ザークとしても近い思いがある。以前から信頼していたフォート。もともとナイトが麓山に抱いていた感情とよく似たものだ。そんな彼の感情は、180度違った現実によって簡単に壊れ果てた。
それは、初めにナイトが麓山に裏切られた時と同じ感情だ。だからこそ、その時と同じ恨みや負の感情、絶望が膨大なる殺意へと変貌したのだ。
「ハヤマ? それはだれだ?」
「殺す殺す殺すぅぅぅううう!!!」
『殺す殺す殺すぅぅぅううう!!!』
殺意しかない。殺意しか。純粋な殺意だ。
その殺意は一層大きく膨れ上がりやがてすべてを飲み込む。自分の姿を変えてしまうほどに。
「ザーク? 大丈夫なの? ねぇザークってば!」
「おおっとこれはこれは……。すごいぞ、ありえんな。私が後ずさっちまうとはな」
「殺す」
『殺す』
ナイトとザークの意思、感情は完全に一致している。いつも以上に。殺意という強い感情によって。
「さっきからそれしか言わんではないか。早くやってごらんよ。さぁさぁ!!」
「るぉぉぉぉおおおお!!!!」
『るぉぉぉぉおおおお!!!!』
ふらふらと宙を揺れるナイトの体は、その勢いを増している。しかし、手首に巻きつけられた縄や天井から垂れ下がるそれを切ることはできない。

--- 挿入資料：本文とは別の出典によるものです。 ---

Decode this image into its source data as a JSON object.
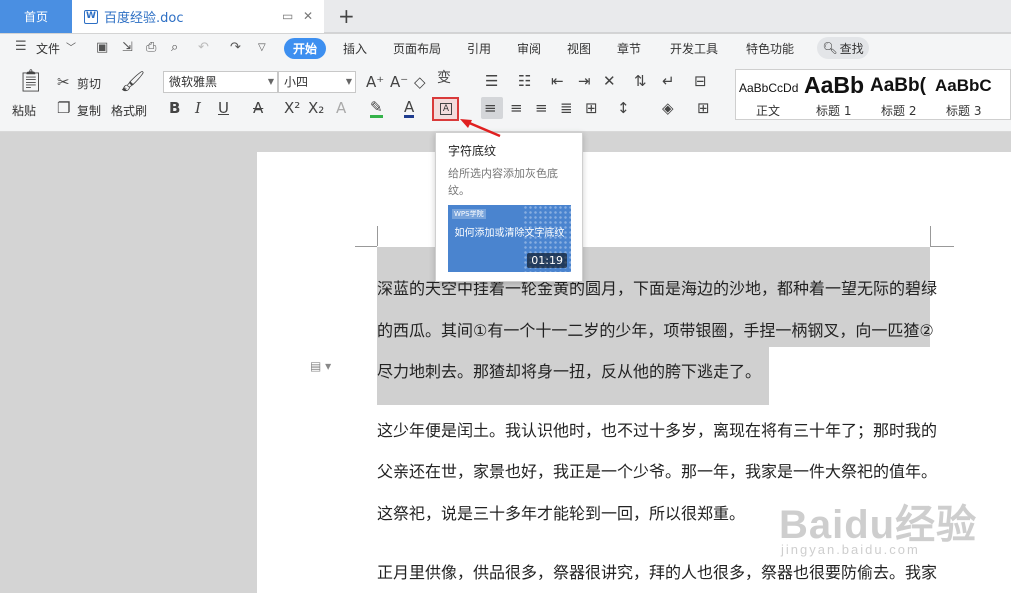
{
  "tabbar": {
    "home": "首页",
    "doc_title": "百度经验.doc",
    "doc_icon": "W",
    "new_tab": "+"
  },
  "menu": {
    "file": "文件",
    "items": [
      "开始",
      "插入",
      "页面布局",
      "引用",
      "审阅",
      "视图",
      "章节",
      "开发工具",
      "特色功能"
    ],
    "find": "查找"
  },
  "ribbon": {
    "paste": "粘贴",
    "cut": "剪切",
    "copy": "复制",
    "format_painter": "格式刷",
    "font_name": "微软雅黑",
    "font_size": "小四",
    "styles": [
      {
        "preview": "AaBbCcDd",
        "label": "正文"
      },
      {
        "preview": "AaBb",
        "label": "标题 1"
      },
      {
        "preview": "AaBb(",
        "label": "标题 2"
      },
      {
        "preview": "AaBbC",
        "label": "标题 3"
      }
    ]
  },
  "tooltip": {
    "title": "字符底纹",
    "description": "给所选内容添加灰色底纹。",
    "video_brand": "WPS学院",
    "video_title": "如何添加或清除文字底纹",
    "video_duration": "01:19"
  },
  "document": {
    "lines": [
      "深蓝的天空中挂着一轮金黄的圆月，下面是海边的沙地，都种着一望无际的碧绿",
      "的西瓜。其间①有一个十一二岁的少年，项带银圈，手捏一柄钢叉，向一匹猹②",
      "尽力地刺去。那猹却将身一扭，反从他的胯下逃走了。",
      "这少年便是闰土。我认识他时，也不过十多岁，离现在将有三十年了；那时我的",
      "父亲还在世，家景也好，我正是一个少爷。那一年，我家是一件大祭祀的值年。",
      "这祭祀，说是三十多年才能轮到一回，所以很郑重。",
      "正月里供像，供品很多，祭器很讲究，拜的人也很多，祭器也很要防偷去。我家"
    ]
  },
  "watermark": {
    "brand": "Baidu经验",
    "url": "jingyan.baidu.com"
  }
}
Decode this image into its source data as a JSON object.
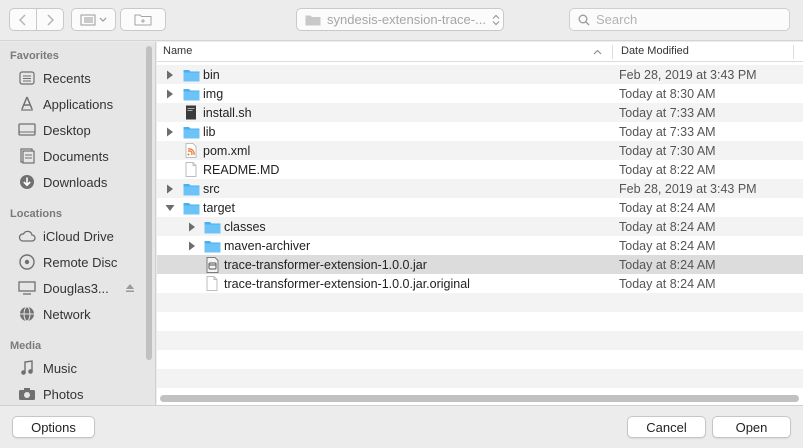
{
  "toolbar": {
    "path_label": "syndesis-extension-trace-...",
    "search_placeholder": "Search"
  },
  "sidebar": {
    "favorites_heading": "Favorites",
    "favorites": [
      {
        "label": "Recents",
        "icon": "recents-icon"
      },
      {
        "label": "Applications",
        "icon": "applications-icon"
      },
      {
        "label": "Desktop",
        "icon": "desktop-icon"
      },
      {
        "label": "Documents",
        "icon": "documents-icon"
      },
      {
        "label": "Downloads",
        "icon": "downloads-icon"
      }
    ],
    "locations_heading": "Locations",
    "locations": [
      {
        "label": "iCloud Drive",
        "icon": "icloud-icon"
      },
      {
        "label": "Remote Disc",
        "icon": "disc-icon"
      },
      {
        "label": "Douglas3...",
        "icon": "computer-icon"
      },
      {
        "label": "Network",
        "icon": "network-icon"
      }
    ],
    "media_heading": "Media",
    "media": [
      {
        "label": "Music",
        "icon": "music-icon"
      },
      {
        "label": "Photos",
        "icon": "camera-icon"
      }
    ]
  },
  "columns": {
    "name": "Name",
    "date": "Date Modified"
  },
  "files": [
    {
      "name": "bin",
      "date": "Feb 28, 2019 at 3:43 PM",
      "type": "folder",
      "expanded": false
    },
    {
      "name": "img",
      "date": "Today at 8:30 AM",
      "type": "folder",
      "expanded": false
    },
    {
      "name": "install.sh",
      "date": "Today at 7:33 AM",
      "type": "script"
    },
    {
      "name": "lib",
      "date": "Today at 7:33 AM",
      "type": "folder",
      "expanded": false
    },
    {
      "name": "pom.xml",
      "date": "Today at 7:30 AM",
      "type": "xml"
    },
    {
      "name": "README.MD",
      "date": "Today at 8:22 AM",
      "type": "document"
    },
    {
      "name": "src",
      "date": "Feb 28, 2019 at 3:43 PM",
      "type": "folder",
      "expanded": false
    },
    {
      "name": "target",
      "date": "Today at 8:24 AM",
      "type": "folder",
      "expanded": true
    },
    {
      "name": "classes",
      "date": "Today at 8:24 AM",
      "type": "folder",
      "expanded": false
    },
    {
      "name": "maven-archiver",
      "date": "Today at 8:24 AM",
      "type": "folder",
      "expanded": false
    },
    {
      "name": "trace-transformer-extension-1.0.0.jar",
      "date": "Today at 8:24 AM",
      "type": "jar",
      "selected": true
    },
    {
      "name": "trace-transformer-extension-1.0.0.jar.original",
      "date": "Today at 8:24 AM",
      "type": "document"
    }
  ],
  "buttons": {
    "options": "Options",
    "cancel": "Cancel",
    "open": "Open"
  }
}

「なにをしても無駄なこと……。くだらんあがきはよせ。見苦しい」
「…くぉろす、殺す殺す殺す……殺すぅ!!! てめぇだけはなにがあってもこの手で…!!!」
『…くぉろす、殺す殺す殺す……殺すぅ!!! おまえだけはなにがあってもこの手で…!!!』
殺意の一言はみるみる増していき、その意思は、その感情はもう以前のナイトたちからは考えられない。もはや彼らは今、人間ではないのかもしれない。
それほどにまで殺気立っているのだ。
「……フフフ、器が一つしか集まらなくて少し困っていましたが……その代わりに面白いものがみられるとは。貴様の絶望に、殺意に、全てを捨てて負の感情に駆られる貴様の姿に、私は歓喜するよ。実に滑稽だ。実に麗しき光景だ。あぁ何とも……何とも言えぬこの快感……素晴らしいぃぃぃいいい!!!」
「……こ……ろすぅ……」
『……こ……ろすぅ……』
フォートは涙を流しながら不気味に笑い、こちらにその不快な面を向けている。
そしてまた話を続ける。
「……そしてその殺意は……どうやら貴様の魔力の影響を受けているようだ。さっきから黒い闇が貴様の体から異様な殺意となって放たれている……。私も貴様の担任を務めていたが気づけなかった。ただのできそこないのガキかと思っていたがどうやらそうでもないらしいなぁ」
「…………」
『…………』
フォートはつらつらと話をつづけた。ナイト、ザークはもはや『殺す』という言葉さえも言えないほど力が停滞していた。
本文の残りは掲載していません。